Having visited many European countries and seeing how proud people were to show the flag, Howard thought he would do it as often as he could in New Zealand, hoping to encourage others to do so.

His flag has travelled with him, and he’s marked the places and dates down the pole to remember them.

They include military sites such as Gallipoli and the Western Front from the First World War, and Crete, Greece and Italy from the Second World War.

Howard joined the Army straight out of college at Waihi after growing up in Katikati. It was to be the start of a long military career in which he saw service in Malaya and Borneo from August 1963 to December 1966.

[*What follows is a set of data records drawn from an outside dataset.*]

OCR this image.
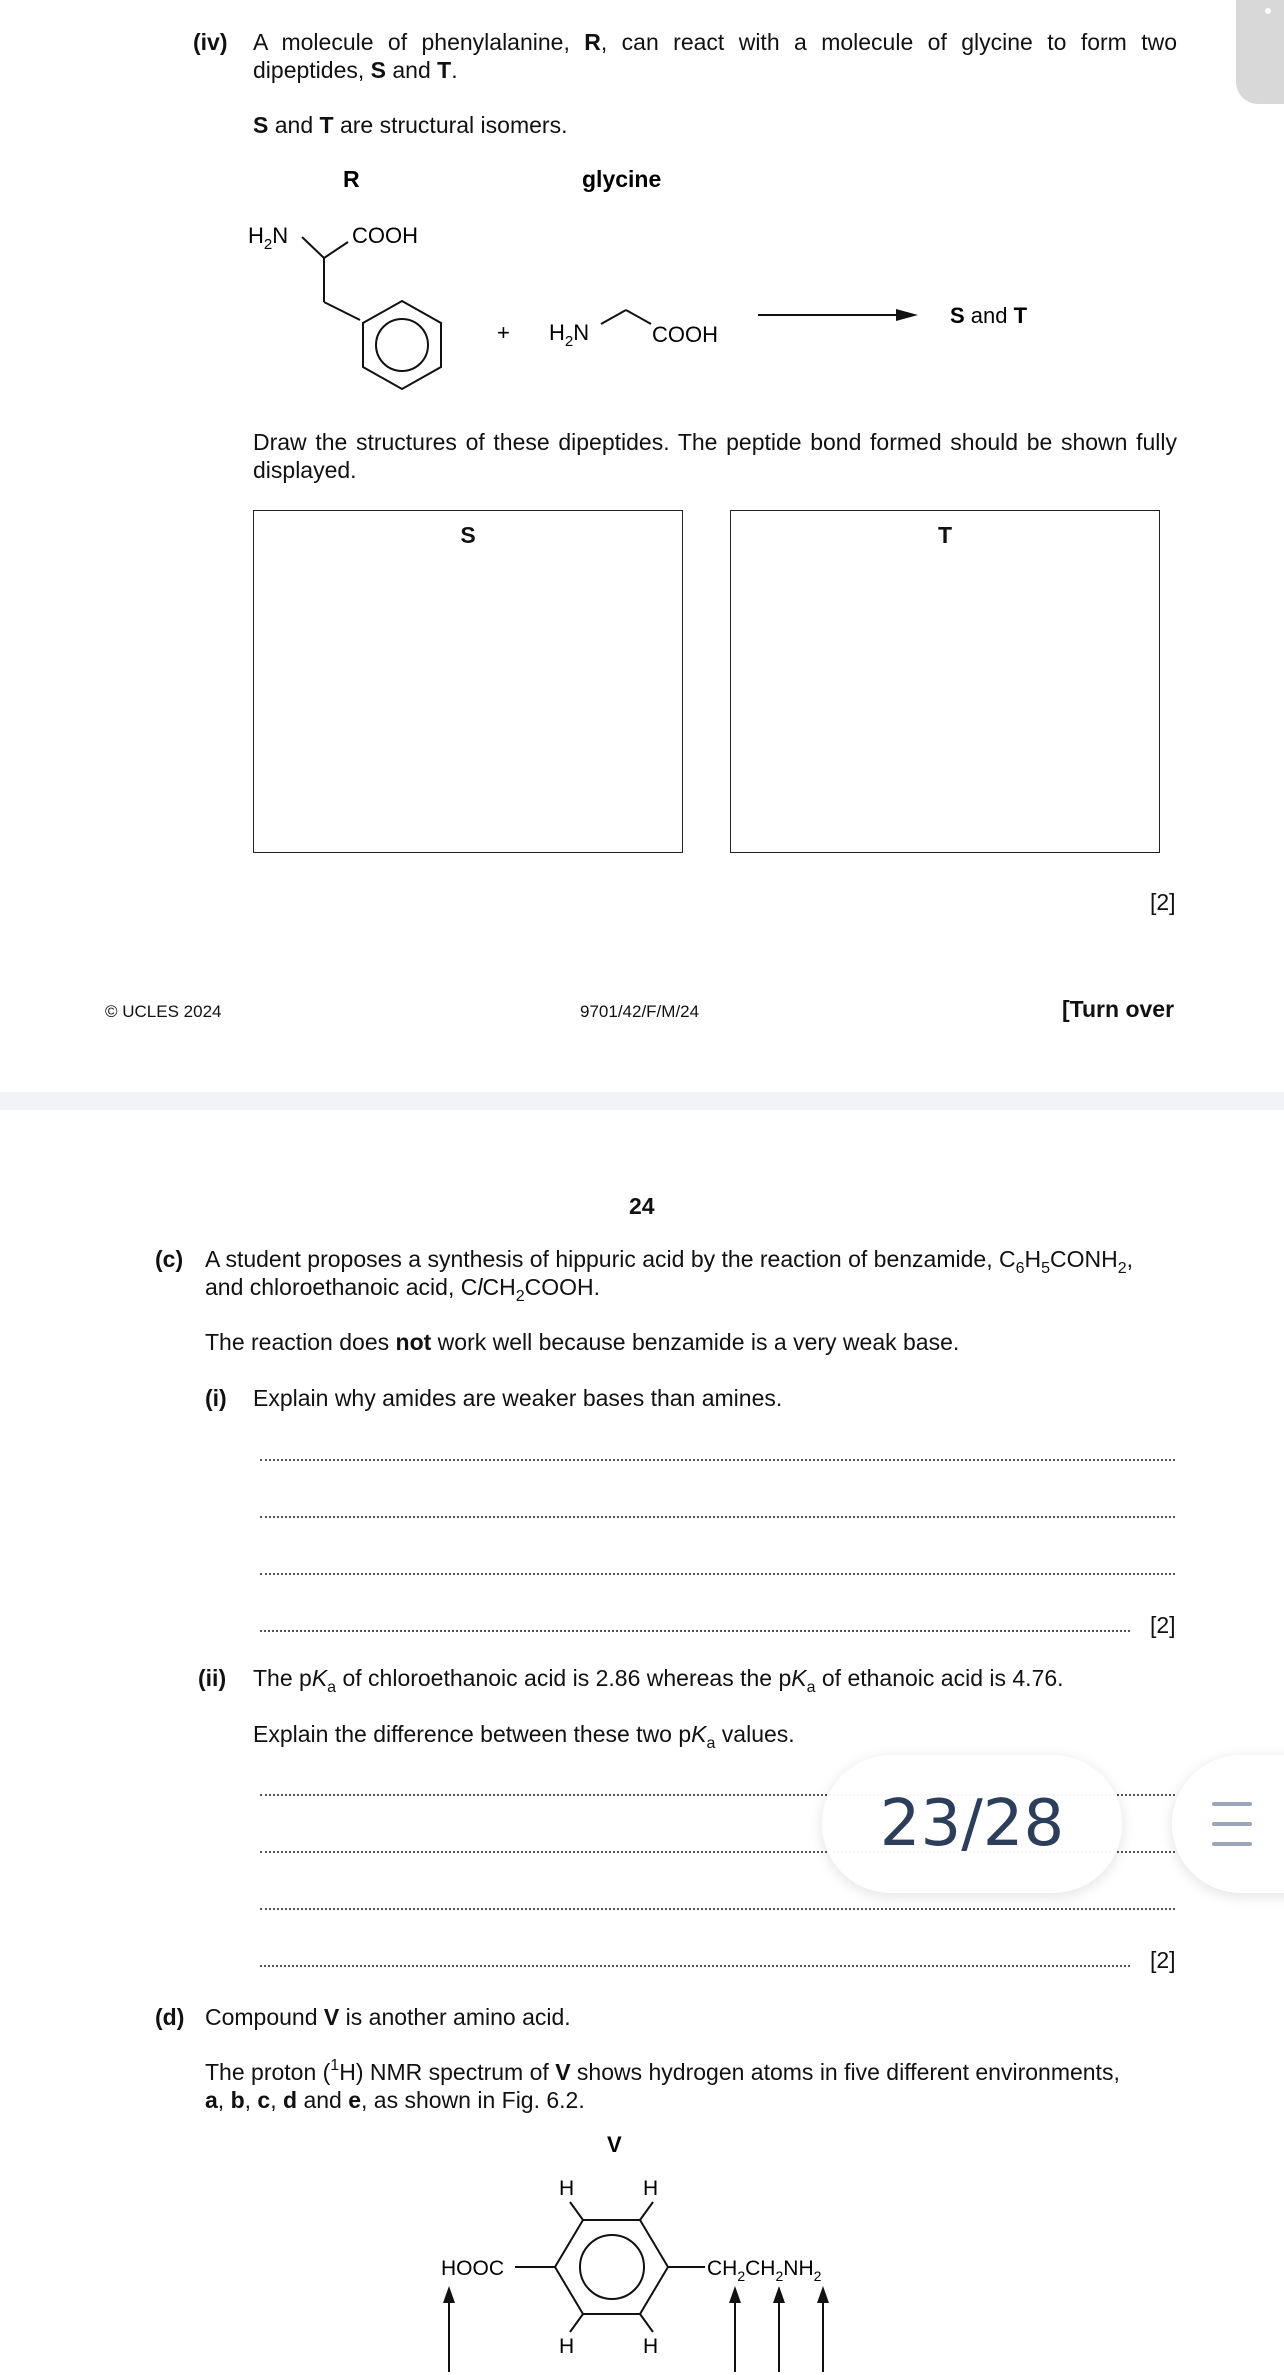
(iv) A molecule of phenylalanine, R, can react with a molecule of glycine to form two
dipeptides, S and T.
S and T are structural isomers.
R	glycine
$H_2N$	COOH
+ $H_2N$	COOH
S and T
Draw the structures of these dipeptides. The peptide bond formed should be shown fully
displayed.
S	T
[2]
© UCLES 2024	9701/42/F/M/24	[Turn over
24
(c) A student proposes a synthesis of hippuric acid by the reaction of benzamide, $C_6H_5CONH_2$,
and chloroethanoic acid, ClCH$_2$COOH.
The reaction does not work well because benzamide is a very weak base.
(i) Explain why amides are weaker bases than amines.
[2]
(ii) The $pK_a$ of chloroethanoic acid is 2.86 whereas the $pK_a$ of ethanoic acid is 4.76.
Explain the difference between these two $pK_a$ values.
[2]
(d) Compound V is another amino acid.
The proton ($^1$H) NMR spectrum of V shows hydrogen atoms in five different environments,
a, b, c, d and e, as shown in Fig. 6.2.
V
H	H
HOOC	$CH_2CH_2NH_2$
H	H
23/28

He stayed with the Army for 31 years, then worked at Defence Headquarters in Wellington for a further 12 years.

He now lives in Waikanae.

“I’m retired in the sense that I don’t get paid, but I’m pretty busy with various things,” he says.

As a military historian he’s already written Service Lives Remembered, which documents recipients of the Meritorious Service Medal from 1895 to 1994, and he’s working on a book about New Zealand’s role in the Korean War.

Howard is also honorary curator of the Engineers Corps Memorial Centre at Linton Army Camp, a trained opera singer and accomplished player of the baritone (a small tuba).

He attended the Ōtaki Anzac Day service for two reasons: one is that Waikanae no longer has an RSA; and two, Ōtaki RSA member and resident Richard Collins is an old school mate from Katikati.

He will undoubtedly have his flag at the 100th anniversary of the Ōtaki RSA in early June.